Many of my newer clients or those that attend educational sessions in which I am a speaker often talk to me about some concerns they have about social media. Some of them are not sure where to start, several wonder which social media venues are right for them, and others question whether they should have a presence in social media at all. All these questions are valid, and they all boil down to one single element with which we are all familiar: fear. We fear what we do not yet know. We fear making mistakes. We fear the prospect of looking like a dope in public.
Based on the dozens of discussions I’ve had with accomplished and promising social media managers, I’ve collected a list of items native to social media campaigns that should not be feared.
The Negative Customer
This is the guy who loves to gripe. He is the constant jeer. He complains incessantly for all to hear. He can transform a mood from pleasant to pissed in less than 5 seconds. Many companies avoid him like a spoonful of Robitussin, a necessary confrontation, or a 30-minute cardio workout. Here are three reasons why the negative customer is good for your business:
1. He’s Honest : When a customer complaint happens online, please do not fret. At least now you know. Complaints empower you to gain visibility to the pieces of your business that are most important – the same ones that are closest to your customer. The negative customer will tell you what is wrong in public so in turn you can fix it in public. Sure, we all want to adorn our walls with pretty pictures and beautiful photographs, but mirrors are important too.
2. He’s Often Misinformed : Sometimes the negative customer is just plain wrong. There may be few or many misconceptions about your business practices or individuals within your organization. A carefully worded response to a negative review can help to set the record straight for the malcontent and potentially many others who didn’t know the whole truth either. Use caution, however, as you do not want a response to a negative customer to ignite a flame war. Sometimes the best course of action is to take the conversation offline. Crazy people are everywhere, but they run rampant on the interwebs.
3. He’s Not Always Popular : When I worked at Off Madison Ave, we had a client that was opening a new public venue. There were some unforeseen construction delays which forced us to push back the opening, and many customers started voicing their displeasure. Before we could respond, several other customers did so on our behalf. For every complainer, there were at least three “defender” customers. Soon enough the argument was squelched by the populace. We sat back, watched and smiled.
If you have been active in the marketing industry for some time, just keep doing what you have been. We are still working to generate awareness. We are still acquiring new prospects. We are still encouraging loyalty amongst our best customers. Stay the course. Social media is merely a cog in the marketing machine. Our goals are the same. Only the tools are different.

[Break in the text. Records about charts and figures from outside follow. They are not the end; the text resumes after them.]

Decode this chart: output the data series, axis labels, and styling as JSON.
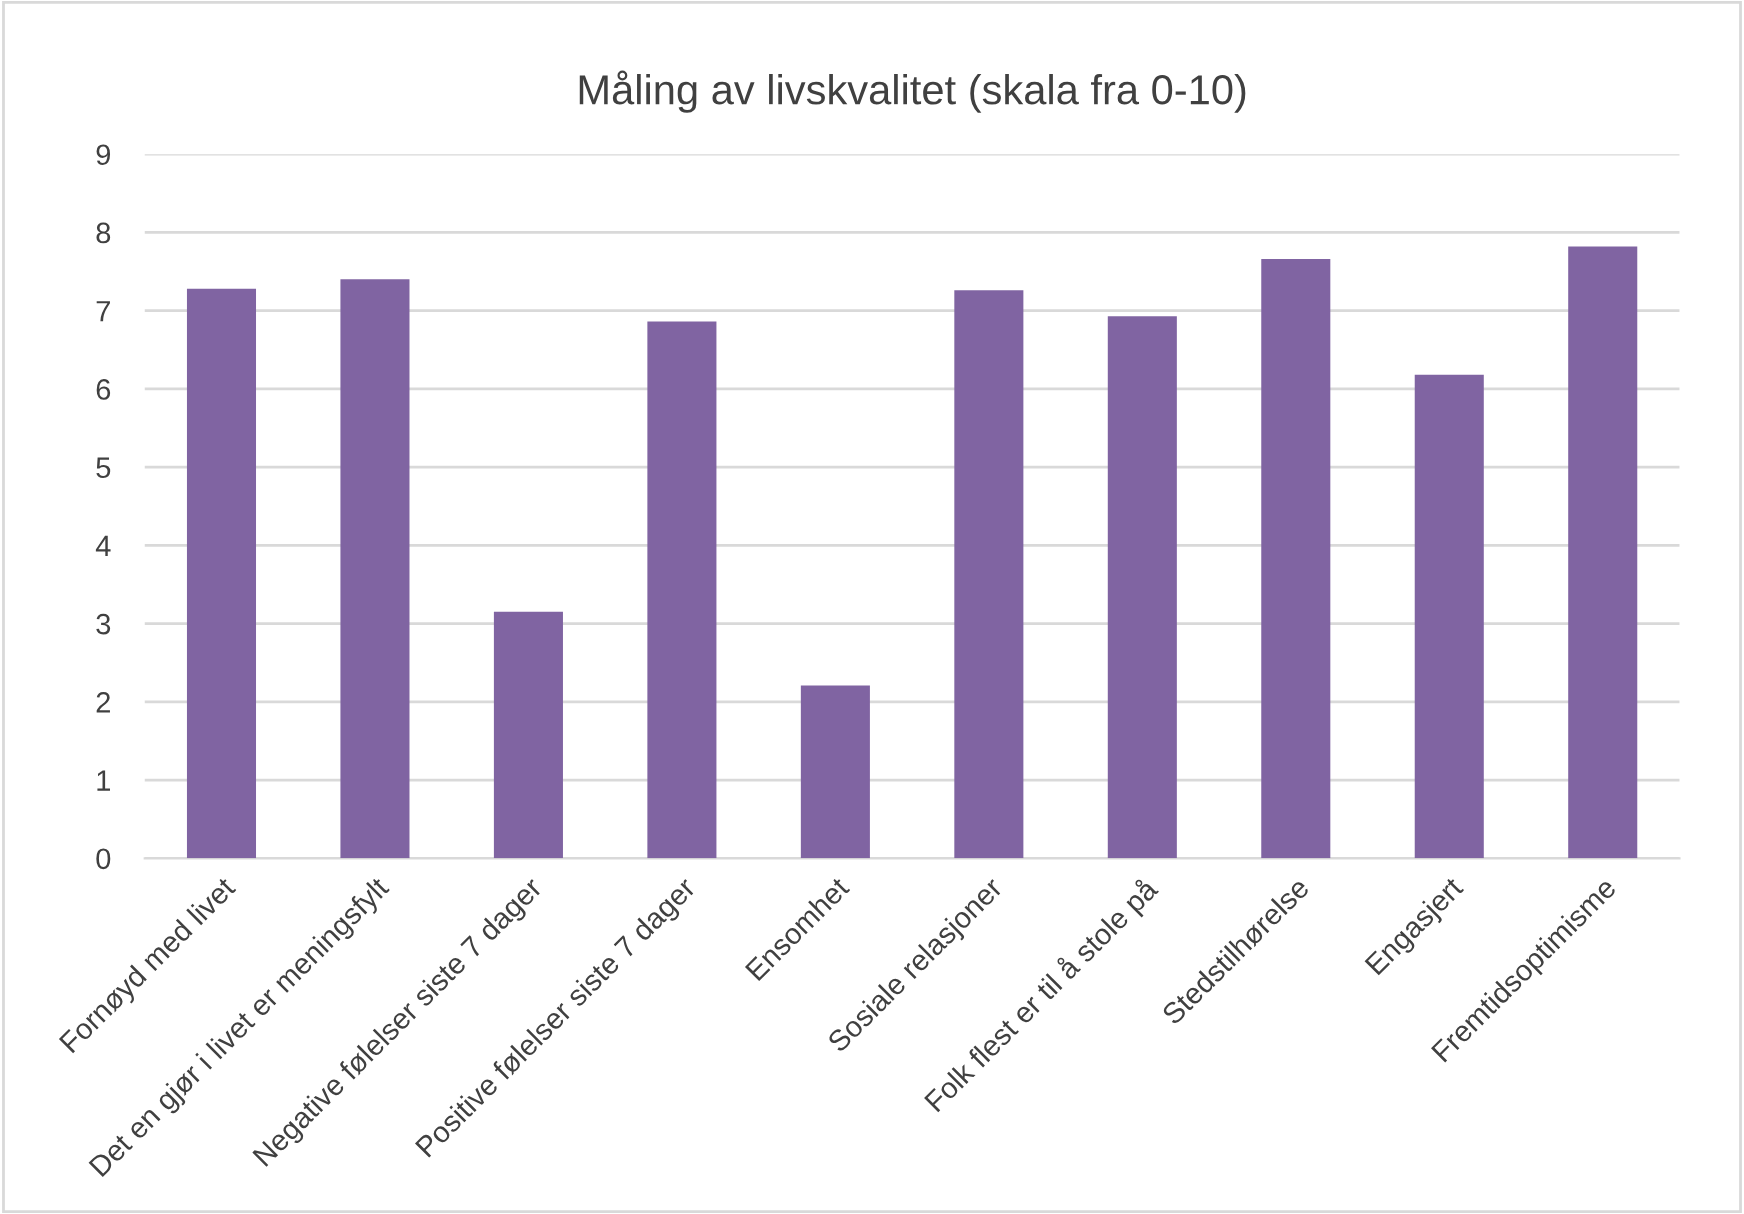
{
  "chart_data": {
    "type": "bar",
    "title": "Måling av livskvalitet (skala fra 0-10)",
    "categories": [
      "Fornøyd med livet",
      "Det en gjør i livet er meningsfylt",
      "Negative følelser siste 7 dager",
      "Positive følelser siste 7 dager",
      "Ensomhet",
      "Sosiale relasjoner",
      "Folk flest er til å stole på",
      "Stedstilhørelse",
      "Engasjert",
      "Fremtidsoptimisme"
    ],
    "values": [
      7.28,
      7.4,
      3.15,
      6.86,
      2.21,
      7.26,
      6.93,
      7.66,
      6.18,
      7.82
    ],
    "color": "#8064a2",
    "ylim": [
      0,
      9
    ],
    "yticks": [
      0,
      1,
      2,
      3,
      4,
      5,
      6,
      7,
      8,
      9
    ],
    "grid": "y",
    "legend": false
  }
}
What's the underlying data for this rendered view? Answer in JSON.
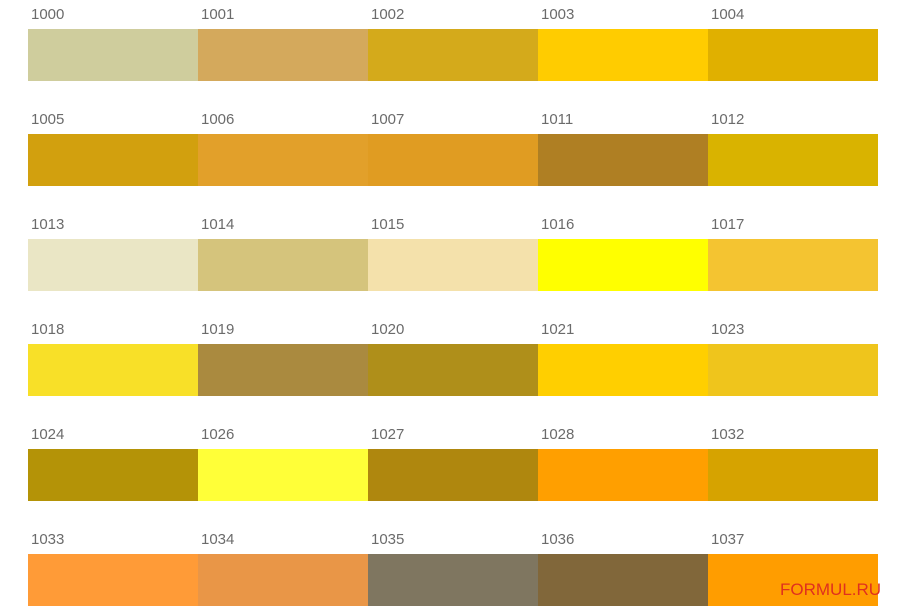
{
  "swatches": [
    {
      "code": "1000",
      "color": "#cfcd9d"
    },
    {
      "code": "1001",
      "color": "#d4a95c"
    },
    {
      "code": "1002",
      "color": "#d4aa1b"
    },
    {
      "code": "1003",
      "color": "#ffcc00"
    },
    {
      "code": "1004",
      "color": "#e0b000"
    },
    {
      "code": "1005",
      "color": "#d2a00e"
    },
    {
      "code": "1006",
      "color": "#e2a02a"
    },
    {
      "code": "1007",
      "color": "#e09c22"
    },
    {
      "code": "1011",
      "color": "#af7f23"
    },
    {
      "code": "1012",
      "color": "#d9b300"
    },
    {
      "code": "1013",
      "color": "#eae6c5"
    },
    {
      "code": "1014",
      "color": "#d5c47c"
    },
    {
      "code": "1015",
      "color": "#f4e1ab"
    },
    {
      "code": "1016",
      "color": "#ffff00"
    },
    {
      "code": "1017",
      "color": "#f4c431"
    },
    {
      "code": "1018",
      "color": "#f8e028"
    },
    {
      "code": "1019",
      "color": "#aa8a3f"
    },
    {
      "code": "1020",
      "color": "#af8f1a"
    },
    {
      "code": "1021",
      "color": "#ffcf00"
    },
    {
      "code": "1023",
      "color": "#efc51c"
    },
    {
      "code": "1024",
      "color": "#b49307"
    },
    {
      "code": "1026",
      "color": "#ffff38"
    },
    {
      "code": "1027",
      "color": "#af870e"
    },
    {
      "code": "1028",
      "color": "#ff9f00"
    },
    {
      "code": "1032",
      "color": "#d6a300"
    },
    {
      "code": "1033",
      "color": "#ff9b37"
    },
    {
      "code": "1034",
      "color": "#e99647"
    },
    {
      "code": "1035",
      "color": "#7f7660"
    },
    {
      "code": "1036",
      "color": "#81673a"
    },
    {
      "code": "1037",
      "color": "#ff9d00"
    }
  ],
  "watermark": "FORMUL.RU"
}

Please don’t get hung up on social media tactical devices. Anyone can learn them, and I promise they are not too complicated. If you would like to learn more about popular social media venues such as Facebook, Twitter, YouTube and LinkedIn, read these free social media tutorials. Don’t get too attached, however, as the tools are guaranteed to change. You know Google and Yahoo, but do you remember Alta Vista, Lycos and Looksmart?
Low Fan/Follower Counts
The success of your social media campaign should not be judged by the quantity of its audience. Rather, gauge success on the quality of interactions with the connections you have. I would rather have 100 engaged fans from whom I can learn and derive important reactions over 1,000 passive followers.
Do not stress if your connection numbers are low. Continue to provide meaningful, engaging content that can be easily shared. Fans are sure to follow soon enough.
While the items above should not cause you too much stress, there are some social media campaign elements that require constant attention. Here you will find a few questions that you should ask yourself and those within your organization if you plan to build or grow an ongoing social media campaign.
What Will We Say?
Develop a flexible editorial calendar. Call on all those within your organization capable of sharing knowledge your audience would find entertaining, enlightening and informative. Monitor conversations in social media as they offen provide fodder for your own content. Need more ideas? Check out this post from budding social media superstar, Daniel Klotz.
Who Will Say It?
Determine who within your organization will own your social media program. While your executive team should have input on message and strategy, a social media manager (maybe that’s you) should be identified and empowered to engage with the audience in social media. Whomever it selected, ensure that person has the knowledge, resources and passion to make a positive impact (then again, those qualities can apply to any position).
How Much Will This Cost?
The greatest fallacy about social media is that it is free. Time is money and a solid social media program requires plenty of it. Budget resources accordingly. Perhaps you start by committing 10 hours per week. In time that investment grows to 20 hours and eventually a full time person. If your business and industry is conducive to social media conversations, plan to assign man power to it soon.
What Does Success Look Like?
The provision meaningful metrics is social media’s sticky wicket. If your goals are not clear and realistic from the start, your measurement problem can get more complicated as time goes on. Determine now what you want to accomplish with your program. Awareness? Loyalty? Market research? No matter your goals, use multiple measures for traffic, influence, reach, etc.
What else concerns you regarding your social media campaign(s)?